月のあかり

 
「いいよ、入って来て」
 
 部屋の入り口で茫然と立ち竦むぼくに、満央は入室の許可を与えた。
 ぼくは満央の部屋にいた時と同じように、水色のベッドの端に遠慮がちに腰を掛けると、ギギギッと小さく軋む音がした。
 
「満央のお姉ちゃんって、あんまり部屋を飾ったりしなかったの?」
 
 殺風景な部屋の理由を、極力差し障りのないような遠回しな言い方で聞いた。
 満央はぼくの質問に対して、一瞬何かを考えるように間を置いてから、「ううん」と否定の返事をした。
 
「少しだけ私が片付けたの」
 
「そうなんだ‥‥‥」
 
 ベッドと机と本棚、そしてタペストリー。
 それ以外何も無い部屋で、少しだけ何を片付けたというのだろう。
 けれど深く追求する事でもないと思い、敢えてそれ以上は何も聞かなかった。
 それにこの部屋の雰囲気が、まるであの《ためいき色》みたいに感じるだなんて、到底口には出せなかった。

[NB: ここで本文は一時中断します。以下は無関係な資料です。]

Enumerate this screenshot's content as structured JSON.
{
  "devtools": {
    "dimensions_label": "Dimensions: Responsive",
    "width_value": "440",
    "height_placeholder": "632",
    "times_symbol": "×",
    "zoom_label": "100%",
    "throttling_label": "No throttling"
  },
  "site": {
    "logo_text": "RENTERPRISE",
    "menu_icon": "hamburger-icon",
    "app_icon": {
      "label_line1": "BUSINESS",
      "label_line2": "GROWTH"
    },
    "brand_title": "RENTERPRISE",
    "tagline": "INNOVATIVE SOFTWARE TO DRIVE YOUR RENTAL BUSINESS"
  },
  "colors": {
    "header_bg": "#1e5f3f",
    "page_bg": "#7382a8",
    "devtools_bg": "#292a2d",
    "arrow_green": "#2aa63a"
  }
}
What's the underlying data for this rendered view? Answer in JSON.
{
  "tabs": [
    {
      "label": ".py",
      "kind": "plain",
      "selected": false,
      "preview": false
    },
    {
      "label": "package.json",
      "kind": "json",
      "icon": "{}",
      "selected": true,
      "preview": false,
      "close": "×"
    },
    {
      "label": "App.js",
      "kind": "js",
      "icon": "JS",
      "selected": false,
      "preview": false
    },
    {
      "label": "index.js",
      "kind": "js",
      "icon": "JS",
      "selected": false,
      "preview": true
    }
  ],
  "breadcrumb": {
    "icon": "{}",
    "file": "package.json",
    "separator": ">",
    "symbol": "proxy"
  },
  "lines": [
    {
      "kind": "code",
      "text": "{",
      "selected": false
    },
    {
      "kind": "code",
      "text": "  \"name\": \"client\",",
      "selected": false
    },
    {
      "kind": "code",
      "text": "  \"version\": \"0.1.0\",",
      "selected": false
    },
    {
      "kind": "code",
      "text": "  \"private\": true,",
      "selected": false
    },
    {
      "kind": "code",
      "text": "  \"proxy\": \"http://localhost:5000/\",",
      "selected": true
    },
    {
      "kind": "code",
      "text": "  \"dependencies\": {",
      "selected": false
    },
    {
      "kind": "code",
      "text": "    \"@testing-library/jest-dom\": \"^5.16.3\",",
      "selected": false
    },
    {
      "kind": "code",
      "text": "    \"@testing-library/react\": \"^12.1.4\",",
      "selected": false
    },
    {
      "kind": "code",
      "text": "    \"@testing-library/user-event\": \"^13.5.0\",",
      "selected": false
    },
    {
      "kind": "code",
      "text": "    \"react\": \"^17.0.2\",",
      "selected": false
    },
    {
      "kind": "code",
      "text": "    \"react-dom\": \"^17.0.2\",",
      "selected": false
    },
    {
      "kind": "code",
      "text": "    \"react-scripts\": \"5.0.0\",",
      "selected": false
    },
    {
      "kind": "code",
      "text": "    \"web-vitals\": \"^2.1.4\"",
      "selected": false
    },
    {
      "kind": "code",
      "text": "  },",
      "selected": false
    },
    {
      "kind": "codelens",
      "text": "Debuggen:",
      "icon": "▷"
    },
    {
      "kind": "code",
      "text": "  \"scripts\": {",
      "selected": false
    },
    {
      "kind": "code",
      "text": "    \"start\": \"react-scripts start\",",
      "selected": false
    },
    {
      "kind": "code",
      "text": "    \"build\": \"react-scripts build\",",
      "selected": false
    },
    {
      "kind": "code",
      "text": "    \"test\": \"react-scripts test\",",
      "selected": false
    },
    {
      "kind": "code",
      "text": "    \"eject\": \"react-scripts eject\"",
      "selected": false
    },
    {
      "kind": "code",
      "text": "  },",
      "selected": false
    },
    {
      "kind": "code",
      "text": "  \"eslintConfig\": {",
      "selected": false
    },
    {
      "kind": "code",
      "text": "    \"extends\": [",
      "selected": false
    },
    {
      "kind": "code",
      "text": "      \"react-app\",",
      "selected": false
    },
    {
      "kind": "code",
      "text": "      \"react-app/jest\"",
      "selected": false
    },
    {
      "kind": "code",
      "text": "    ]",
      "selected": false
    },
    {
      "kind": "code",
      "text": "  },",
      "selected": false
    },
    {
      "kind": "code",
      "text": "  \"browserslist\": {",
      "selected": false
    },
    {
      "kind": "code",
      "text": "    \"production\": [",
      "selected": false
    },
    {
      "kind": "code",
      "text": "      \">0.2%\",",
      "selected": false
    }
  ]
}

 むしろ、ぼくらが以前から話していた話題として、満央自身がその事に気付いていないのだろうかと疑問に思う。
 
 この部屋が《ためいき色》に染まっているということを。
 
 そんなことを考えながら、もう一度部屋の中を見回すと、タペストリーの中の月が異様に大きく、そしてリアルの浮かび上がって見えた。
 
「ねえ、満央のお姉ちゃんって、月が好きだったの?」
 
 ぼくは、タペストリーを指差しながら満央に訊いた。